Flandry 6: Schattenwelt
groß wie du«, sagte Susette, »mager – nein, ich meine feinknochig und schlank – bis auf die breiten Schultern und die vorspringende Brust. Sechs Finger an jeder Hand mit einem zusätzlichen Gelenk, bernsteingelbe Nägel; aber an den Füßen vier Krallen und ein Sporn nach hinten wie bei einem Vogel. Und er sagte, seine Spezies entstammt einem … einem Analogon zu flugunfähigen Vögeln. Über seinen Körper kann ich mehr nicht sagen, weil er immer eine lange Robe trug, aber er ging normalerweise barfuß. Sein Gesicht … nun, es würde klingen, als wäre er hässlich, wenn ich nur von einer gewölbten Stirn sprechen würde, einer großen Hakennase, schmalen Lippen, spitzen Ohren und natürlich den Formen, Winkeln und Proportionen, die anders sind als bei uns. Er ist wirklich schön. Wenn er mich gelassen hätte, hätte ich ihm tagelang in seine riesigen rotbraunen Augen schauen können, die kein Weiß hatten. Seine Haut ist von einer tiefen Goldfarbe. Soweit ich sehen konnte, war er haarlos, aber auf seinem Schädeldach ist eine Art Haifischflosse, die aus dunkelblauen Federn besteht, und kleinere Federn in der gleichen Farbe bilden seine Augenbrauen. Seine Stimme ist tief und … pure Musik.«
Flandry nickte. »M-hm. Er war in eurem Haus untergebracht?«
»Ja. Uns und den Dienstboten war es streng verboten, ihn irgendwo draußen zu erwähnen. Wenn er das Gebäude aufsuchte, das sein Team bezogen hatte – oder die Stadt ganz verließ, das kann ich nicht sagen –, zog er Stiefel an, eine Kapuze und eine Gesichtsmaske, als käme er irgendwoher, wo die Männer in der Öffentlichkeit alles bedecken; und wenn er langsam lief, konnte er den Gang eines Menschen nachahmen.«
»Hast du irgendeinen Hinweis auf das, was er tat?«
»Nein. Sie bezeichneten ihn als einen … Berater.« Susette setzte sich aufrecht. »War er wirklich ein Spion?«
»Ich kann ihn identifizieren«, erwiderte Flandry, »und die Antwort lautet nein.« Warum sollte er seine eigenen Begleiter bespitzeln – seine Untergebenen? Er hat sie nicht hierher gebracht, um Informationen zu sammeln, es sei denn zufällig. Ich bin mir ziemlich sicher, er ist hier, um einen Krieg vom Zaun zu brechen.

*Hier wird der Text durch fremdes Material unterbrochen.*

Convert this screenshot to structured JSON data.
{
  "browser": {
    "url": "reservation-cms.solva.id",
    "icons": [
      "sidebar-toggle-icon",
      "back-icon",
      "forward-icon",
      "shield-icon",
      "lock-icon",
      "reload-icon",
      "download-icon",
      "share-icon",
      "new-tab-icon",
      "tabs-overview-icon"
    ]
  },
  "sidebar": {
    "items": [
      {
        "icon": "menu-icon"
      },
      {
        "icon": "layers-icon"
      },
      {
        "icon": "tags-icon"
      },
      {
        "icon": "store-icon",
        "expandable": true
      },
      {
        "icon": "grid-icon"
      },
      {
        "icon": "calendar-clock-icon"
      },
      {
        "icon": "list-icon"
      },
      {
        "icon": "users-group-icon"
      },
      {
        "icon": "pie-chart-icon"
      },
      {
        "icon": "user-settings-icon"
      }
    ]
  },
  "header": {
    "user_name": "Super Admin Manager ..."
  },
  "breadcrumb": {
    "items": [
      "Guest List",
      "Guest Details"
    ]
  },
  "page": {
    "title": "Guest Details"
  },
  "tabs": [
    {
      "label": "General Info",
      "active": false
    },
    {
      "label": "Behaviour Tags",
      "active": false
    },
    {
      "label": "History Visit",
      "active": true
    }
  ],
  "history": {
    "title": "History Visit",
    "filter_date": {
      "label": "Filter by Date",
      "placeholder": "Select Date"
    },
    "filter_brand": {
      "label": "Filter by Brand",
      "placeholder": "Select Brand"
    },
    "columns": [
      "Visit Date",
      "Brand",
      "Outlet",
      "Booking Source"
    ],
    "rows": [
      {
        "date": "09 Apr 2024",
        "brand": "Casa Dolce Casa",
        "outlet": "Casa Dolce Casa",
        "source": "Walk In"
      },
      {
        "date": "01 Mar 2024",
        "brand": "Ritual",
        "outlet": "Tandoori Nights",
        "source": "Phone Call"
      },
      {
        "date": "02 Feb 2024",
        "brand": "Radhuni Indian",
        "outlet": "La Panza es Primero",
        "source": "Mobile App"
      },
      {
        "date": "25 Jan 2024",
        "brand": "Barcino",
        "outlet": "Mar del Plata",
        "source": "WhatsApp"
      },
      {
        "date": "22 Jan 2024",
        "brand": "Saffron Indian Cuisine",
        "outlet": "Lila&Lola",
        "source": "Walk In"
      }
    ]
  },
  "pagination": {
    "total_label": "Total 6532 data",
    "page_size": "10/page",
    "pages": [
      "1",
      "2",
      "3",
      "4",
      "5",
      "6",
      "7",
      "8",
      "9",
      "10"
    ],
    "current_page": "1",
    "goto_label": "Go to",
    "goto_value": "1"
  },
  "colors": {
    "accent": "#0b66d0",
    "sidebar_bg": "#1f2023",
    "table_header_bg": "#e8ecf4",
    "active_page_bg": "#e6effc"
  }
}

»Ach, da bin ich froh«, rief Susette aus. »Er war solch ein angenehmer Gast. Auch wenn ich seiner Konversation manchmal nicht folgen konnte. Martin gelang es besser, aber selbst er verlor den Faden, wenn Aycharaych von Kunst und Geschichte zu sprechen begann – terranische Kunst und Geschichte. Er beschämte mich, indem er mir zeigte, wie wenig ich über meine eigene Heimatwelt weiß. Nein, beschämt ist nicht das richtige Wort; wirklich interessiert – ich wollte alles nachholen und lernen, ich wusste nur nicht wie. Und dann sprach er wieder auf meinem Niveau, erwähnte Kleinigkeiten, die ich nie bemerkt oder zu schätzen gewusst hatte, und brachte mich dazu, sie zu beachten, und plötzlich schien mir dieses öde Haus von Wundern erfüllt, und …«
Sie ließ sich zurücksinken. »Habe ich dir genug gesagt?«, fragte sie.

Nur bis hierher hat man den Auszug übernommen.